The Minnesota questionnaire (33,36)
contains 21 questions regarding patients' perception of the effects of heart
failure on their daily lives. Each question is rated on a scale of 0 to 5,
producing a total score between 0 and 105. The higher the score, the worse the
quality of life.
End Points
The primary end point was the distance
walked in six minutes. The main secondary end point was the quality of life.
Other secondary end points were peak oxygen uptake, hospital admissions because
of decompensated heart failure, the patient's preference with regard to pacing
(active vs. inactive) at the end of the crossover phase, and death.
Statistical Analysis
On the basis of previous reports of
mortality rates in patients in NYHA class III, we estimated a 10 percent
mortality rate at six months. Moreover, we expected a 10 percent rate of
failure of the implantation of the left ventricular lead and a 20 percent rate
of premature termination because of loss of left ventricular pacing efficacy or
unstable heart failure. We estimated that there would be a 10 percent increase
in the distance walked in six minutes with active pacing. For a study with a 95
percent confidence level and 95 percent power, the total target sample needed
was estimated to be 22 patients. For the Minnesota quality-of-life score, a
predicted 10 percent reduction with active pacing necessitated a 30-patient
sample. However, considering the estimated mortality and dropout rates, we
determined that a 40-patient sample was needed.
All analyses were based on the
intention-to-treat principle. Thus, all enrolled patients were included in the
analysis, but each efficacy end point could be assessed only in patients with
no data missing after the completion of both crossover phases. Base-line
characteristics were assessed with the use of the chi-square test for
dichotomous variables and Student's t-test or Wilcoxon's nonparametric test for
quantitative or categorical variables. The responses obtained for all criteria
assessing clinical efficacy were compared with the use of the Wilcoxon test and
according to a two-period and two-treatment (two-by-two) crossover design.

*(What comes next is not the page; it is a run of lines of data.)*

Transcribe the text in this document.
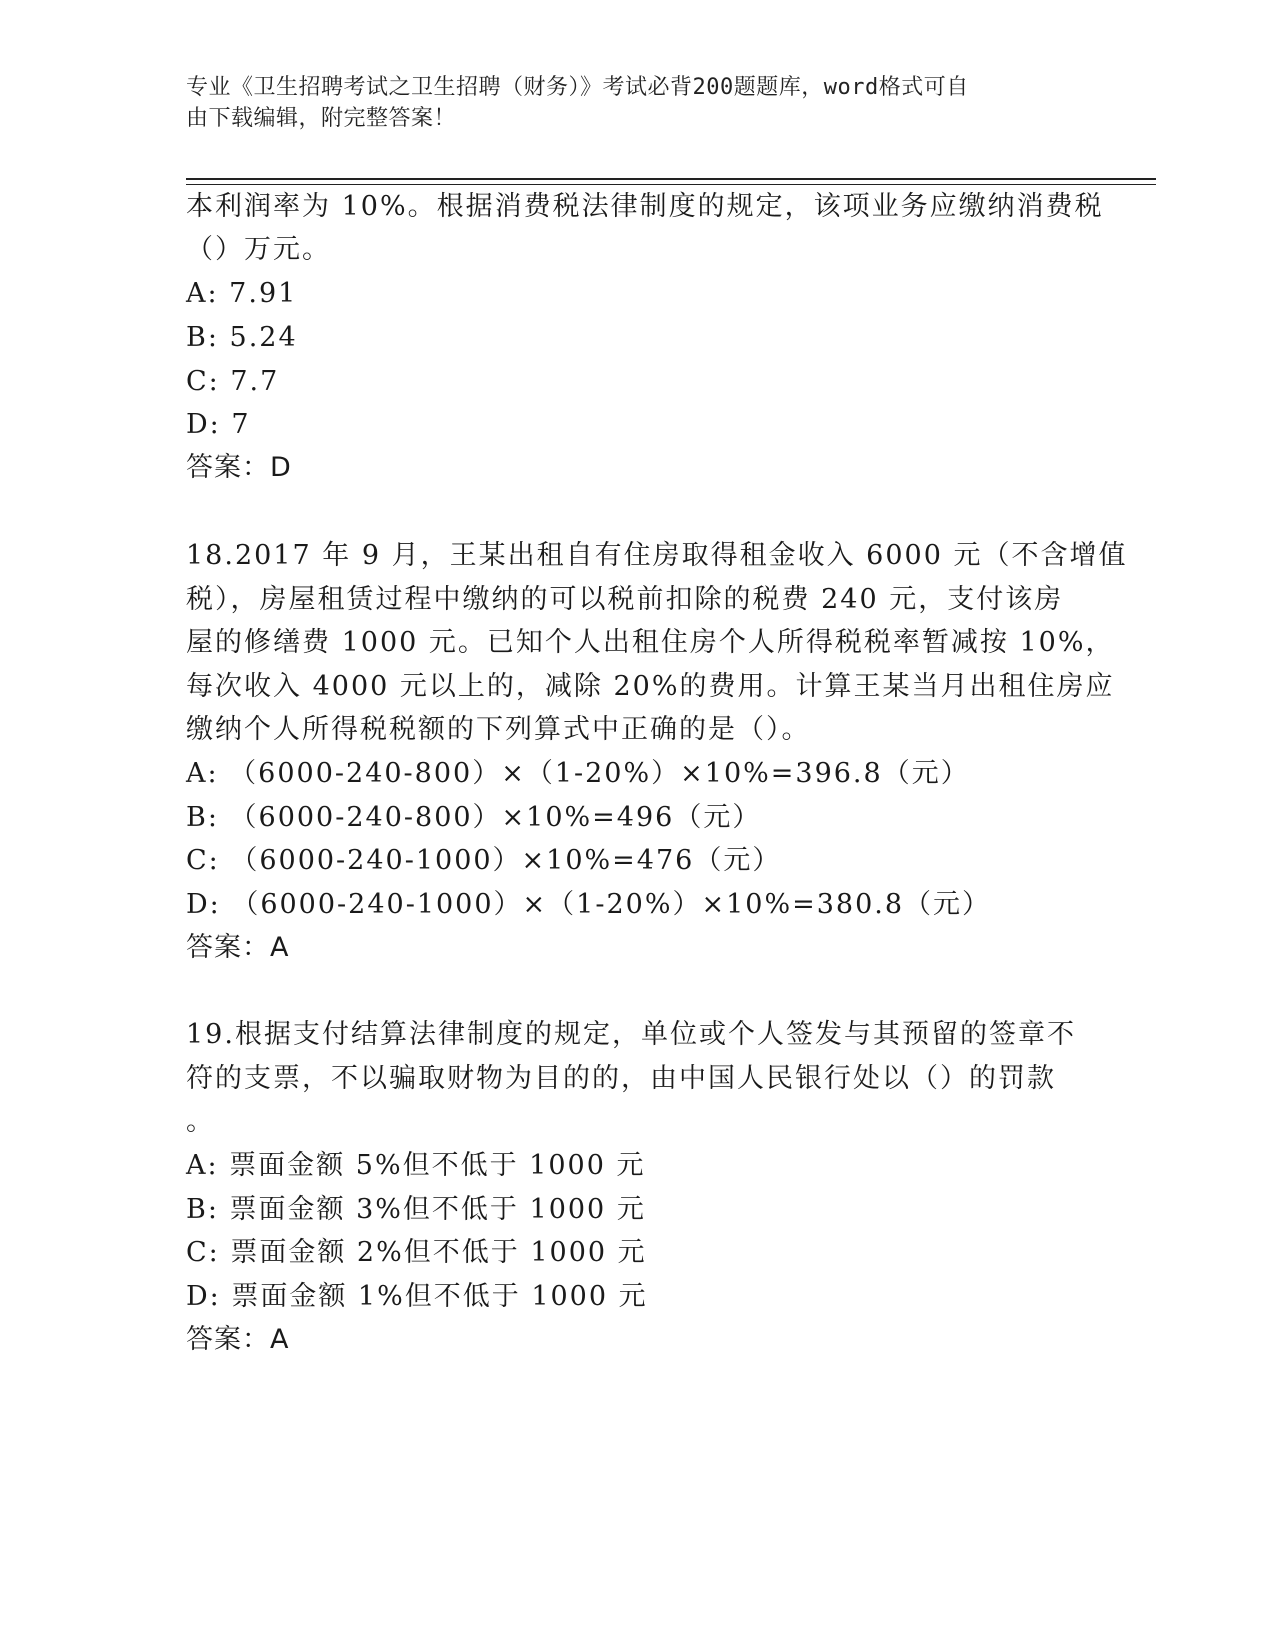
专业《卫生招聘考试之卫生招聘（财务）》考试必背200题题库，word格式可自
由下载编辑，附完整答案！
本利润率为 10%。根据消费税法律制度的规定，该项业务应缴纳消费税
（）万元。
A: 7.91
B: 5.24
C: 7.7
D: 7
答案：D
18.2017 年 9 月，王某出租自有住房取得租金收入 6000 元（不含增值
税），房屋租赁过程中缴纳的可以税前扣除的税费 240 元，支付该房
屋的修缮费 1000 元。已知个人出租住房个人所得税税率暂减按 10%，
每次收入 4000 元以上的，减除 20%的费用。计算王某当月出租住房应
缴纳个人所得税税额的下列算式中正确的是（）。
A: （6000-240-800）×（1-20%）×10%=396.8（元）
B: （6000-240-800）×10%=496（元）
C: （6000-240-1000）×10%=476（元）
D: （6000-240-1000）×（1-20%）×10%=380.8（元）
答案：A
19.根据支付结算法律制度的规定，单位或个人签发与其预留的签章不
符的支票，不以骗取财物为目的的，由中国人民银行处以（）的罚款
。
A: 票面金额 5%但不低于 1000 元
B: 票面金额 3%但不低于 1000 元
C: 票面金额 2%但不低于 1000 元
D: 票面金额 1%但不低于 1000 元
答案：A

Period and carryover effects were checked before the efficacy of treatment was
evaluated. Morbidity and mortality were compared during the first crossover
period and were described for all other phases of the study. The stability of
the results was assessed by a per-protocol analysis, which included only
patients without any deviations from the protocol. The threshold of
significance was set at 0.05.
Study Population
Sixty-seven patients (50 men and 17 women)
with a mean age of 63 years were included in the study. Heart failure was of
ischemic origin in 25 patients. All patients were in NYHA class III at the time
of enrollment, despite the use of optimal treatment, including ACE inhibitors
or the equivalent in 96 percent of patients, diuretics in 94 percent, digoxin
in 48 percent, amiodarone in 31 percent, beta-blockers in 28 percent, and
spironolactone in 22 percent. The main base-line characteristics of the
patients are listed in Table
1.
Implantation
Three patients withdrew from the study
before implantation, two because of unstable heart failure (one of whom
subsequently died) and one because of a preexisting indication for pacing.

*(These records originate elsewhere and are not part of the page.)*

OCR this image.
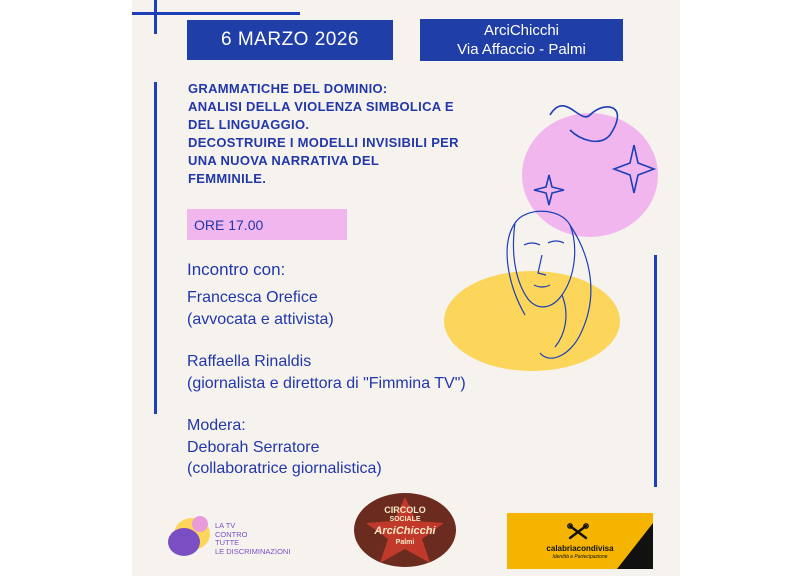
6 MARZO 2026	ArciChicchi
Via Affaccio - Palmi
GRAMMATICHE DEL DOMINIO:
ANALISI DELLA VIOLENZA SIMBOLICA E
DEL LINGUAGGIO.
DECOSTRUIRE I MODELLI INVISIBILI PER
UNA NUOVA NARRATIVA DEL
FEMMINILE.
ORE 17.00
Incontro con:
Francesca Orefice
(avvocata e attivista)
Raffaella Rinaldis
(giornalista e direttora di "Fimmina TV")
Modera:
Deborah Serratore
(collaboratrice giornalistica)
LA TV
CONTRO
TUTTE
LE DISCRIMINAZIONI
CIRCOLO
SOCIALE
ArciChicchi
Palmi
calabriacondivisa
Identità e Partecipazione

Implantation of a left ventricular lead was attempted in 64 patients, with a 92
percent success rate. A lateral position was reached in 80 percent of the
patients, and the mean (±SD) pacing threshold was 1.4±1.1 V. Early dislodgment
occurred in eight patients and was successfully corrected in five. Overall, 88
percent of the patients had a functional left ventricular lead at the end of
the crossover phase.
Study Dropouts and
Randomization
Six additional patients were removed from
the study before randomization, five because of failed implantation of the left
ventricular lead and one because of sudden death while the device was inactive.
Therefore, 58 patients were randomly assigned to and equally distributed
between two study groups. There were no significant differences in the main
clinical characteristics between the groups (Table
1).
At randomization, the width of the QRS
complex had acutely decreased by a mean of 10 percent with active pacing
(157±30 msec, as compared with 174±20 msec during spontaneous rhythm;
P<0.002). The optimal atrioventricular delay was 108±43 msec.
Clinical Results
Results are shown in Table
2. During the active phase, the mean distance walked in six minutes was 23
percent longer (P<0.001) than during the inactive phase (Figure
2). In the per-protocol analysis, which included 23 patients, the mean
distance walked was 375±83 m during the inactive period, as compared with
424±83 m during the active period (P<0.004).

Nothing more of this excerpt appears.